Что-то словно бы их спугнуло, Симонида и тот другой Тимофей вздрогнули. Стояли, прижавшись друг к другу, и глядели на меня. Отступали, пятясь, шаг за шагом, мягко, неслышно, похожие на сгустившийся пар, игрою случая напомнивший знакомые силуэты. Тьма поглощала их, поглотила, унесла прочь от навязчивого свидетеля. Не было и рук, выступавших из оледенелых кротовьих нор. Подняв глаза к Синей Скале, я уже не стал дивиться: она тоже обретала форму исполинской руки и пальцы ее терялись в тумане, спустившемся с высот.

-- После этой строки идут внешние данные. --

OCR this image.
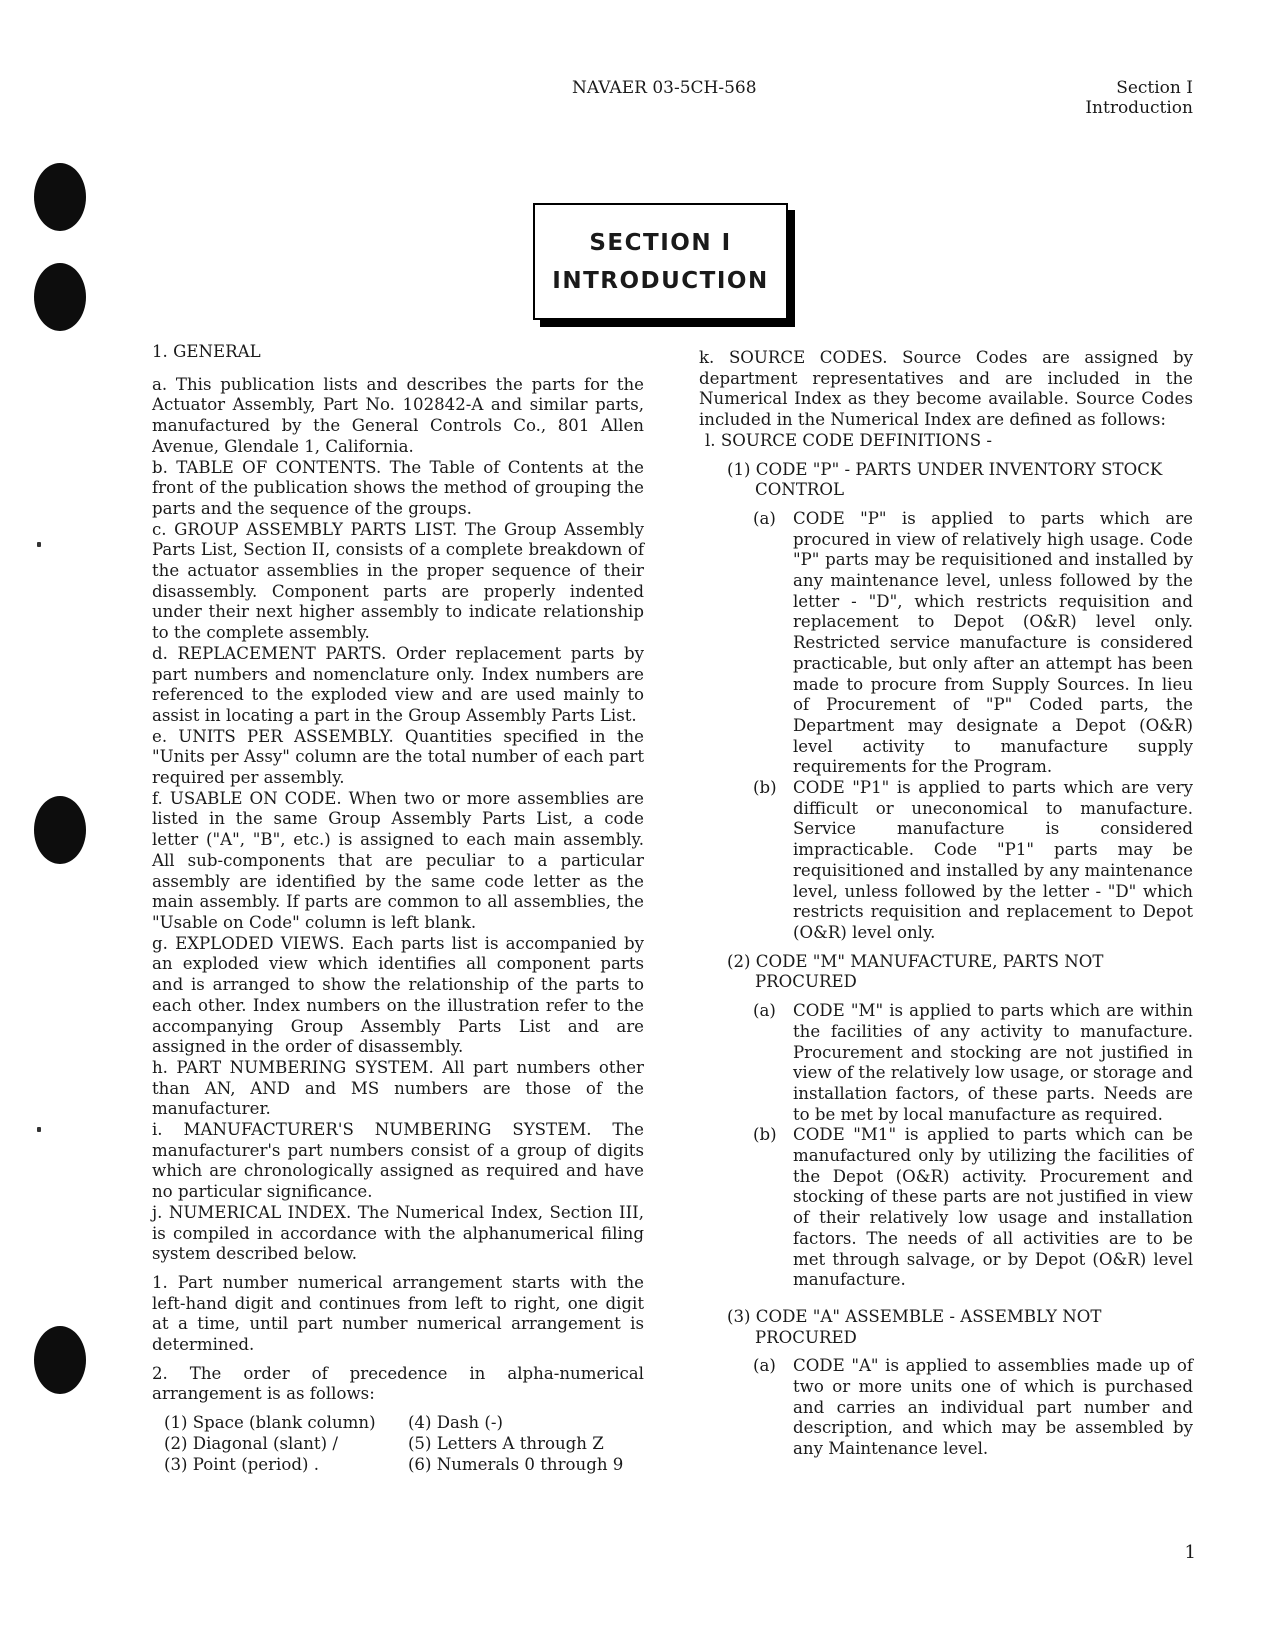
NAVAER 03-5CH-568	Section I
Introduction
SECTION I
INTRODUCTION

1. GENERAL

a. This publication lists and describes the parts for the Actuator Assembly, Part No. 102842-A and similar parts, manufactured by the General Controls Co., 801 Allen Avenue, Glendale 1, California.

b. TABLE OF CONTENTS. The Table of Contents at the front of the publication shows the method of grouping the parts and the sequence of the groups.

c. GROUP ASSEMBLY PARTS LIST. The Group Assembly Parts List, Section II, consists of a complete breakdown of the actuator assemblies in the proper sequence of their disassembly. Component parts are properly indented under their next higher assembly to indicate relationship to the complete assembly.

d. REPLACEMENT PARTS. Order replacement parts by part numbers and nomenclature only. Index numbers are referenced to the exploded view and are used mainly to assist in locating a part in the Group Assembly Parts List.

e. UNITS PER ASSEMBLY. Quantities specified in the "Units per Assy" column are the total number of each part required per assembly.

f. USABLE ON CODE. When two or more assemblies are listed in the same Group Assembly Parts List, a code letter ("A", "B", etc.) is assigned to each main assembly. All sub-components that are peculiar to a particular assembly are identified by the same code letter as the main assembly. If parts are common to all assemblies, the "Usable on Code" column is left blank.

g. EXPLODED VIEWS. Each parts list is accompanied by an exploded view which identifies all component parts and is arranged to show the relationship of the parts to each other. Index numbers on the illustration refer to the accompanying Group Assembly Parts List and are assigned in the order of disassembly.

h. PART NUMBERING SYSTEM. All part numbers other than AN, AND and MS numbers are those of the manufacturer.

i. MANUFACTURER'S NUMBERING SYSTEM. The manufacturer's part numbers consist of a group of digits which are chronologically assigned as required and have no particular significance.

j. NUMERICAL INDEX. The Numerical Index, Section III, is compiled in accordance with the alphanumerical filing system described below.

1. Part number numerical arrangement starts with the left-hand digit and continues from left to right, one digit at a time, until part number numerical arrangement is determined.

2. The order of precedence in alpha-numerical arrangement is as follows:

(1) Space (blank column)	(4) Dash (-)
(2) Diagonal (slant) /	(5) Letters A through Z
(3) Point (period) .	(6) Numerals 0 through 9

k. SOURCE CODES. Source Codes are assigned by department representatives and are included in the Numerical Index as they become available. Source Codes included in the Numerical Index are defined as follows:

l. SOURCE CODE DEFINITIONS -

(1) CODE "P" - PARTS UNDER INVENTORY STOCK CONTROL

(a) CODE "P" is applied to parts which are procured in view of relatively high usage. Code "P" parts may be requisitioned and installed by any maintenance level, unless followed by the letter - "D", which restricts requisition and replacement to Depot (O&R) level only. Restricted service manufacture is considered practicable, but only after an attempt has been made to procure from Supply Sources. In lieu of Procurement of "P" Coded parts, the Department may designate a Depot (O&R) level activity to manufacture supply requirements for the Program.

(b) CODE "P1" is applied to parts which are very difficult or uneconomical to manufacture. Service manufacture is considered impracticable. Code "P1" parts may be requisitioned and installed by any maintenance level, unless followed by the letter - "D" which restricts requisition and replacement to Depot (O&R) level only.

(2) CODE "M" MANUFACTURE, PARTS NOT PROCURED

(a) CODE "M" is applied to parts which are within the facilities of any activity to manufacture. Procurement and stocking are not justified in view of the relatively low usage, or storage and installation factors, of these parts. Needs are to be met by local manufacture as required.

(b) CODE "M1" is applied to parts which can be manufactured only by utilizing the facilities of the Depot (O&R) activity. Procurement and stocking of these parts are not justified in view of their relatively low usage and installation factors. The needs of all activities are to be met through salvage, or by Depot (O&R) level manufacture.

(3) CODE "A" ASSEMBLE - ASSEMBLY NOT PROCURED

(a) CODE "A" is applied to assemblies made up of two or more units one of which is purchased and carries an individual part number and description, and which may be assembled by any Maintenance level.

1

Я повернулся, мне не оставалось ничего другого, как сесть на коня и пришпорить его, пусть сам ищет и находит среди стволов и кустарника дорогу на Кукулино, в недостроенную Русиянову крепость. Позднее я спрашивал себя, уж не пережил ли я под Синей Скалой сон Симониды, посетивший ее в ту ночь.
Позади меня завывала в чернолесье волчья стая, и словно бы не от звериного голода, а от отчаяния проклятых. Мгла ослепляла их, они не гнались за мной, и тут я вспомнил, что это зверье – потомство пса с железной, как говорили, мордой и одинокой волчицы из времен, когда в мелкой пещере Синей Скалы жил и умирал всеми забытый отшельник Благун.